For analyzing one segment of a file, the following header is used to specify arguments. The first four arguments are required, specifying the name of the sound file, the begin time of the segment of interest, its end time, which channel to extract (for mono files, this will always be 0 in Python), and any padding to use surrounding the file (often helpful for algorithms that have long windows, such as pitch or intensity.

form Variables
    sentence filename
    real begin
    real end
    integer channel
    real padding
    real measurement_point
    integer nformants
    real ceiling
endform

Required lines in the script

To load the wav file in the script, use the following style (assuming the header above):

Open long sound file... 'filename$'


Extract part... begin end 1
channel = channel + 1
Extract one channel... channel

Rename... segment_of_interest

These lines first load the sound file as a “long” sound file, which does not immediately load the file into memory (necessary for longer sound files).

The next several lines extract one part of the file based on the begin, end, and channel arguments from the form above.

Note

The above script assumes that channels are specified from 0 (left = 0, right = 1) in the Python code, whereas Praat begins from 1 (left = 1, right = 2).

Once the segment has been extracted, the final line renames the segment to something more referrable for later in the script (since the default name in Praat for the segment will be a combination of the filename, begin, end, and channel).

Output types

For all supported Praat scripts, Pyraat inspects the script for a line containing echo followed by some variable name that stores the output of the script, i.e.:

echo 'output$'

From this, Pyraat can see how this variable was built up and where there is a time column associated with output, which determines whether the output is a track of values over time or just a single measurement for the whole file (i.e., a point measure or an averaged measure).

Output point measures

If there is no time column in the output variable, then the output type is a point measure. The expected output of a point measure Praat script should look something like the following:

Point_measure_name1  Point_measure_name2
30  40.54

The output consists of names of the point measures on the first line, separated by white space (any number of spaces or tabs), and the corresponding values on the second line (likewise, separated by white space).
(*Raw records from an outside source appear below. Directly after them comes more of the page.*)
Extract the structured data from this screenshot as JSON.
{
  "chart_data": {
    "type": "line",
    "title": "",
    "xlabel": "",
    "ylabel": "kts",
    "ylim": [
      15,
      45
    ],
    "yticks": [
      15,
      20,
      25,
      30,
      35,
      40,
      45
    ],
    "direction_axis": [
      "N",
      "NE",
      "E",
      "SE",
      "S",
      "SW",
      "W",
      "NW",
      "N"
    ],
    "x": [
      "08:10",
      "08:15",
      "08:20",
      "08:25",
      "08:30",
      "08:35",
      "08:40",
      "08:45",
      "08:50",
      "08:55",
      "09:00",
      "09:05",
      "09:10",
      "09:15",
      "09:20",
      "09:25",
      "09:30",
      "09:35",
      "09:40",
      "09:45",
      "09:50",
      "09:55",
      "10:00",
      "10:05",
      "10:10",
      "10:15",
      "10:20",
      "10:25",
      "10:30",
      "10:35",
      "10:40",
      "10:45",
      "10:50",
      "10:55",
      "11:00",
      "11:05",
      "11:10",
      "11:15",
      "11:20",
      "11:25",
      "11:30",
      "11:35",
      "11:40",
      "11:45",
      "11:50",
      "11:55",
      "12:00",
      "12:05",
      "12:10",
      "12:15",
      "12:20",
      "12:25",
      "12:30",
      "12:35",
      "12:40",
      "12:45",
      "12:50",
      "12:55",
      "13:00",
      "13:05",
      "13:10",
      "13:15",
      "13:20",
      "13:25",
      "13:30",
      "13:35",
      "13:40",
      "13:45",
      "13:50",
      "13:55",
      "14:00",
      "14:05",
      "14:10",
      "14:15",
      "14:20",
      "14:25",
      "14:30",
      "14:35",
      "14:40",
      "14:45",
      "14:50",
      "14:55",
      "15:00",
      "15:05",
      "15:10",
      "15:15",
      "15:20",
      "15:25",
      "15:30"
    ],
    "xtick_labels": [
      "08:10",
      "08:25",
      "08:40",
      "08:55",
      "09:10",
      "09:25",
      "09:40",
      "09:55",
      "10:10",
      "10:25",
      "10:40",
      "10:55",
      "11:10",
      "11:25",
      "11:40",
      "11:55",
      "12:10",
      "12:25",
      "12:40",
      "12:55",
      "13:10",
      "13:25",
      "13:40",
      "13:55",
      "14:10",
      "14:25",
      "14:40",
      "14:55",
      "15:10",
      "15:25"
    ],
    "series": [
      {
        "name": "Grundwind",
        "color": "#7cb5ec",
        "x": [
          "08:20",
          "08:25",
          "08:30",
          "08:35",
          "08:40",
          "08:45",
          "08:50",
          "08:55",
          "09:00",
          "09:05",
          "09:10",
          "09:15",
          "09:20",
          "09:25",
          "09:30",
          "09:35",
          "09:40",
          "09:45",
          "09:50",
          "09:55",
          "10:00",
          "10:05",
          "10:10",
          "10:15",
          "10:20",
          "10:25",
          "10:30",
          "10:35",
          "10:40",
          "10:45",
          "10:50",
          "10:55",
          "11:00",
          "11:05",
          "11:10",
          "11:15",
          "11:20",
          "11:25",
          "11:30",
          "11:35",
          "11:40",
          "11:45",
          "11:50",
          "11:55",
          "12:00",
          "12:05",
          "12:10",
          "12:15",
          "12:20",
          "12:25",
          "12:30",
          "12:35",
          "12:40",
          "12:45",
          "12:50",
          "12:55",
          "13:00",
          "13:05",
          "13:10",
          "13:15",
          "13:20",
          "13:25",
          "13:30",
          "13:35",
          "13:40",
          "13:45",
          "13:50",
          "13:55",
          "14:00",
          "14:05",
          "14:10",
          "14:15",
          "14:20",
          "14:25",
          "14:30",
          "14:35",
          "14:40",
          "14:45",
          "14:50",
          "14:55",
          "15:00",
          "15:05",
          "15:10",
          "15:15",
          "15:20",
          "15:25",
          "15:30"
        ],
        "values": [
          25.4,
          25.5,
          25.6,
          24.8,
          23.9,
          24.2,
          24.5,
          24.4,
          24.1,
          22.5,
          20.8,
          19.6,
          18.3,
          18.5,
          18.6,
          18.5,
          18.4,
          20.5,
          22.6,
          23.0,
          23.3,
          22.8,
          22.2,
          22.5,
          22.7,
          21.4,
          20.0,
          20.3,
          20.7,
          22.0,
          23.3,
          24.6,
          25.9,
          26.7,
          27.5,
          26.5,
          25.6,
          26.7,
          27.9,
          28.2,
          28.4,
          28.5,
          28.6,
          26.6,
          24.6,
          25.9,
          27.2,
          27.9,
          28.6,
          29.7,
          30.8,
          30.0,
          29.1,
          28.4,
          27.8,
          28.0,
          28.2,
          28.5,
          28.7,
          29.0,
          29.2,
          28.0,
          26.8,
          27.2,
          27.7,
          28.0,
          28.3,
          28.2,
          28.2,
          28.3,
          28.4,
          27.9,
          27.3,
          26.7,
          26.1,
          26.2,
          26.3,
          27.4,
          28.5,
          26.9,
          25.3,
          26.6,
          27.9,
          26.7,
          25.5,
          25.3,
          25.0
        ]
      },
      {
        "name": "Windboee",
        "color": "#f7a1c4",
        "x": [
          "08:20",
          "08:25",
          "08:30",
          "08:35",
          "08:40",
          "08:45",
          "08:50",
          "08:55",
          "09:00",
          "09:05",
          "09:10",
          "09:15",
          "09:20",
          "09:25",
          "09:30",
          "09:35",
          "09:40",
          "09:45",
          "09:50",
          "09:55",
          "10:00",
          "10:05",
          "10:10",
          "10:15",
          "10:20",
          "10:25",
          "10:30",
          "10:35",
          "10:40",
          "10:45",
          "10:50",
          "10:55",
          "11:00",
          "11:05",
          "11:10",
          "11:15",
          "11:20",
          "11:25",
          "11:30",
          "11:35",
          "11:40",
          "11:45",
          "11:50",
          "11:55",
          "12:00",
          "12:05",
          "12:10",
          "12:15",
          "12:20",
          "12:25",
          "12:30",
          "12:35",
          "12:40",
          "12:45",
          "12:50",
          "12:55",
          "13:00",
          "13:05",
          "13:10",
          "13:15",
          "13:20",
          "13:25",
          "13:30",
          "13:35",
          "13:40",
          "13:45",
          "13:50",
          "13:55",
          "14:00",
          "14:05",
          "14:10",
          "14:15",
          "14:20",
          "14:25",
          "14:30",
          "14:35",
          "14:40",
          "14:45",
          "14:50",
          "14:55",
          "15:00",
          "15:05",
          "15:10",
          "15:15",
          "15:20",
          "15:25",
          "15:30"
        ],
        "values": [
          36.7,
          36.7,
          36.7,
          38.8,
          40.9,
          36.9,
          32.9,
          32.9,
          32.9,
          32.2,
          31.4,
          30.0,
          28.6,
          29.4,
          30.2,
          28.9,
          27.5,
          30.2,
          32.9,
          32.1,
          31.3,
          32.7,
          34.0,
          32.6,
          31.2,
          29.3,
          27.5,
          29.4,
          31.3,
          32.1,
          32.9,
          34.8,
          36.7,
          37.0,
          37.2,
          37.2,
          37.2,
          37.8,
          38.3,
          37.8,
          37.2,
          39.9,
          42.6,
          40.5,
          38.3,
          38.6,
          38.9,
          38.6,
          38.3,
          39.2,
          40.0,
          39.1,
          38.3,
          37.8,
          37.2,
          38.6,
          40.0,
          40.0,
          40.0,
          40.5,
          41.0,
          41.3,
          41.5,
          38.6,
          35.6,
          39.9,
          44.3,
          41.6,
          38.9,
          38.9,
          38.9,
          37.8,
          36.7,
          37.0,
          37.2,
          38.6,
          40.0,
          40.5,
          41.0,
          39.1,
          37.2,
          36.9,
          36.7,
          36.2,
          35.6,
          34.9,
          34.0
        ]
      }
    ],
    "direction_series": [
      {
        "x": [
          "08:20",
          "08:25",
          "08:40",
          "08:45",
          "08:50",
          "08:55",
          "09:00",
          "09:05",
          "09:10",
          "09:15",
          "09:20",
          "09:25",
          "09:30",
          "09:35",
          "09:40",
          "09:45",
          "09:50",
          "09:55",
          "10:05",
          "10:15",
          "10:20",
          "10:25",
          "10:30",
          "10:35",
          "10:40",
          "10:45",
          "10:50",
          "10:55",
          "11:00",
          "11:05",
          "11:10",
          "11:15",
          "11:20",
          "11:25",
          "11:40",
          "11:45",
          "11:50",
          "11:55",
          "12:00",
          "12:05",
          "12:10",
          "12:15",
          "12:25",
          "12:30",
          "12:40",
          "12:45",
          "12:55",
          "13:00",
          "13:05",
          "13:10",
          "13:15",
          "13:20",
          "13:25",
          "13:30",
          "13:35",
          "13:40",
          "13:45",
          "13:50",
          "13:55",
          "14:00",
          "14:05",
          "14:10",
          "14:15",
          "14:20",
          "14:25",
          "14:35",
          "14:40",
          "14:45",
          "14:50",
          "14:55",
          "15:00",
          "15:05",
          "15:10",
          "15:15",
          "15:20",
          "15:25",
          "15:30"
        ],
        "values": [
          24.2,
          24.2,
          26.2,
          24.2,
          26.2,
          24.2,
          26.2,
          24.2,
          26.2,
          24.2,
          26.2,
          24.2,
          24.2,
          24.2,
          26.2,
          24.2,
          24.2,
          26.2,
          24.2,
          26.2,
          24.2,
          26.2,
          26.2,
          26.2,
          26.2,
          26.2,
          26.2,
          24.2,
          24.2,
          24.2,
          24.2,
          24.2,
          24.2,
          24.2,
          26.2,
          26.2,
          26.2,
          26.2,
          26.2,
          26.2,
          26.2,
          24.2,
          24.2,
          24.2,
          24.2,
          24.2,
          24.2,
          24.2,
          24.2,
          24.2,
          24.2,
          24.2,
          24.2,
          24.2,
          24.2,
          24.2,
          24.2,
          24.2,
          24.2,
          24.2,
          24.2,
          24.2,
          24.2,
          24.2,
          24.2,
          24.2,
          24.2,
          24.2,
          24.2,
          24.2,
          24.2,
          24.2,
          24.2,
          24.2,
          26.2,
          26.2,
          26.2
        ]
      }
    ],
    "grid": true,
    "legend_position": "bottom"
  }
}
To generate such an output, the Praat script should have something like:

cog$ = fixed$(cog, 4)
peak$ = fixed$(peak, 4)
slope$ = fixed$(slope, 4)
spread$ = fixed$(spread, 4)
output$ = "peak slope cog spread" + newline$ + peak$ + " " + slope$ + " "+ cog$+ " " + spread$
echo 'output$'

Output track measures

For outputs involving time points, the output should be a track measure, like the following:

time measure_name1 measure_name2
01 10 20
02 11 19
03 12 18

As above, the columns are separated by white space (any number of tabs or spaces), but there must be one column named time.

To generate such an output, the Praat script (i.e., for time series of formants) should look something like:

output$ = "time"
for i from 1 to nformants
    formNum$ = string$(i)
    output$ = output$ +tab$+ "F"+formNum$ + tab$ + "B" + formNum$
endfor

for f from 1 to frames
    t = Get time from frame number... 'f'
    t$ = fixed$(t, 3)
    output$ = output$ + t$
    for i from 1 to nformants
        formant = Get value at time... 'i' 't' Hertz Linear
        formant$ = fixed$(formant, 2)
        bw = Get bandwidth at time... 'i' 't' Hertz Linear
        bw$ = fixed$(bw, 2)
        output$ = output$ + tab$ + formant$ + tab$ + bw$
    endfor
    output$ = output$ + newline$
endfor

The above part of the script generates an output variable (output$) that has the first line as the column headers (containing time and a column for each formant and their respective bandwidth up to a number of formants). It then loops through the frames in a Formant object and gets each frame’s time point and formant and bandwidth values. These are then added to the output line separated by tabs and each successive frame is separated by a newline.